Scientists from the Cancer Research UK Manchester Institute state that a simple blood test may be able to sound early warning bells that patients with advanced melanoma skin cancer are relapsing, according to a published in Cancer Discovery. By studying the DNA shed by tumors into the bloodstream (circulating tumor DNA) in blood samples from seven advanced melanoma patients at The Christie NHS Foundation Trust, they found they could see whether a patient was relapsing by tracking levels of circulating tumor DNA. And they found that new mutations in genes like NRAS and PI3K appeared, possibly causing the relapse by allowing the tumor to become resistant to treatment.
Most melanoma patients respond to treatment at first, but their cancer can become resistant within a year. It is hoped that these approaches will allow doctors to use circulating tumor DNA to tailor treatment for individual patients to get the best result.
Around 40–50% of melanoma patients have a faulty BRAF gene, and they can be treated with the targeted drugs vemurafenib or dabrafenib. But for many of these patients the treatments don’t work, or their tumors develop resistance after a relatively short time. When this happens, these patients can be offered
immunotherapy drugs including pembrolizumab, nivolumab, and ipilimumab. Detecting this situation early could be key to improving their care and chances of survival.Richard Marais, Ph.D., lead author and Cancer Research UK’s skin cancer expert, said “Being able to spot the first signs of relapse, so we can rapidly decide the best treatment strategy, is an important area for research. Using our technique we hope that one day we will be able to spot when a patient’s disease is coming back at the earliest point and start treatment against this much sooner, hopefully giving patients more time with their loved ones. Our work has identified a way for us to do this but we still need to test the approach in further clinical trials before it reaches patients in the clinic.”
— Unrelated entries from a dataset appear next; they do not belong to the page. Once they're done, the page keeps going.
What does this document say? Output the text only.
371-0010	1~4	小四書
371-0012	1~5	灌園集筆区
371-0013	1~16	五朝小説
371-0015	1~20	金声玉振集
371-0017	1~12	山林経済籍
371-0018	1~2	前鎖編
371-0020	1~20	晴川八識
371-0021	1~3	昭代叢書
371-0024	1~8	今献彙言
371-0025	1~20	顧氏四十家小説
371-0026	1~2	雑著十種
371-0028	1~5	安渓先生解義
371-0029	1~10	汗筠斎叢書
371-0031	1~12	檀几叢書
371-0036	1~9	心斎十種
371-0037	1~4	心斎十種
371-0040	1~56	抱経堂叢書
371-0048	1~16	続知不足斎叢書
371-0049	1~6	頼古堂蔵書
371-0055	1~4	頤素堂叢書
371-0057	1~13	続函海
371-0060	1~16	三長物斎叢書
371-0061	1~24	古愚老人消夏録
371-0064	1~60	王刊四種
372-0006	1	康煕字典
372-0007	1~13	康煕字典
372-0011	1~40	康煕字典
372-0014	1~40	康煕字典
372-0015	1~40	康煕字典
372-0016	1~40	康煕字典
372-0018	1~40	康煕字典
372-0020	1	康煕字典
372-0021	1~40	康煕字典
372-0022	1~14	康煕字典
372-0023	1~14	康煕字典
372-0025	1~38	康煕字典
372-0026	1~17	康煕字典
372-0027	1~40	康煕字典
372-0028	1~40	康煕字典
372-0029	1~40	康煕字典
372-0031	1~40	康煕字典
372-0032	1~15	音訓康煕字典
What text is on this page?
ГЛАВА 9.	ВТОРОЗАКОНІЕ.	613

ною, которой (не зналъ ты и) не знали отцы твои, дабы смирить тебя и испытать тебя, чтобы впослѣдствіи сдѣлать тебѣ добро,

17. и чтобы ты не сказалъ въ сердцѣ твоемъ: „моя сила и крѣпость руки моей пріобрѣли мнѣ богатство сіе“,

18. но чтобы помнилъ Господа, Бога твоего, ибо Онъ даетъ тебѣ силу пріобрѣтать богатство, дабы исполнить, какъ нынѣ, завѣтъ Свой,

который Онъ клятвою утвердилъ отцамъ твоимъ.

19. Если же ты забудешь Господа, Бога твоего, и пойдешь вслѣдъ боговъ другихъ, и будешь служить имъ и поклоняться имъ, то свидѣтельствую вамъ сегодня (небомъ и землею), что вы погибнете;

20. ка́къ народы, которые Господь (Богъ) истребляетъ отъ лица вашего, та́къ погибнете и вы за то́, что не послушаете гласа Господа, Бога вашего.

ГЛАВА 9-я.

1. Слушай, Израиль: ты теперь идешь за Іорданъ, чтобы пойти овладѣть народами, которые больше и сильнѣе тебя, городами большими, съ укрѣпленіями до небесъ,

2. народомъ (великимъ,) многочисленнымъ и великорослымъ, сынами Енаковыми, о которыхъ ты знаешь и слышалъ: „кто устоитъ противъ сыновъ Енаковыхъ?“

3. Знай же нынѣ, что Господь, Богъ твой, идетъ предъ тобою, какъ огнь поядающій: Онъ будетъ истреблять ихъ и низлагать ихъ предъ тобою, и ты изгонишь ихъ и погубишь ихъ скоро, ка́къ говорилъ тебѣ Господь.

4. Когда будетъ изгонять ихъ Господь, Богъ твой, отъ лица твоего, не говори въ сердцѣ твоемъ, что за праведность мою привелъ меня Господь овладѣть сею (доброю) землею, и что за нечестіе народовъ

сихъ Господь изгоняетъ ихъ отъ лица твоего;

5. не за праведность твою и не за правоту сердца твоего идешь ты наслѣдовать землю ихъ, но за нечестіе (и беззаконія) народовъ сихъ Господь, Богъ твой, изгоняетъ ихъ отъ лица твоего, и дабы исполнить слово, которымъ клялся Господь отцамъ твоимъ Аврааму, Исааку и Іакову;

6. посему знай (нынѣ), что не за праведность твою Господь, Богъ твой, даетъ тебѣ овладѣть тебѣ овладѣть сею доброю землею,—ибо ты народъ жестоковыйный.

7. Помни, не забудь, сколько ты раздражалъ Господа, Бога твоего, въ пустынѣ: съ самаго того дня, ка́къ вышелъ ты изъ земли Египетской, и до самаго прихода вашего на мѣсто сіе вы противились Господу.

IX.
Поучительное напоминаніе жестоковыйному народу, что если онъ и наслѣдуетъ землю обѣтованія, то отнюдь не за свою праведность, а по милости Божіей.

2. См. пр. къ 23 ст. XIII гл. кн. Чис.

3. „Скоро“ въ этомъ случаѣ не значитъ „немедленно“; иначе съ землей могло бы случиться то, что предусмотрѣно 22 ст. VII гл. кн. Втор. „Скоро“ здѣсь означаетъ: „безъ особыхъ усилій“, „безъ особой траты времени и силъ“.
Peter Johnson, M.D., chief clinician of Cancer Research UK added, “One of the sinister things about melanoma is that it can lay dormant for years and then suddenly re-emerge, probably as it escapes from the control of the body’s immune system.” Being able to track cancers in real time as they evolve following treatment has huge potential for the way cancers are monitor and intervene to stop them growing back. Researchers say there is still some time until this technique can be seen this in the clinic but they hope that in the future, blood tests like these will help them to stay one step ahead in treating cancer.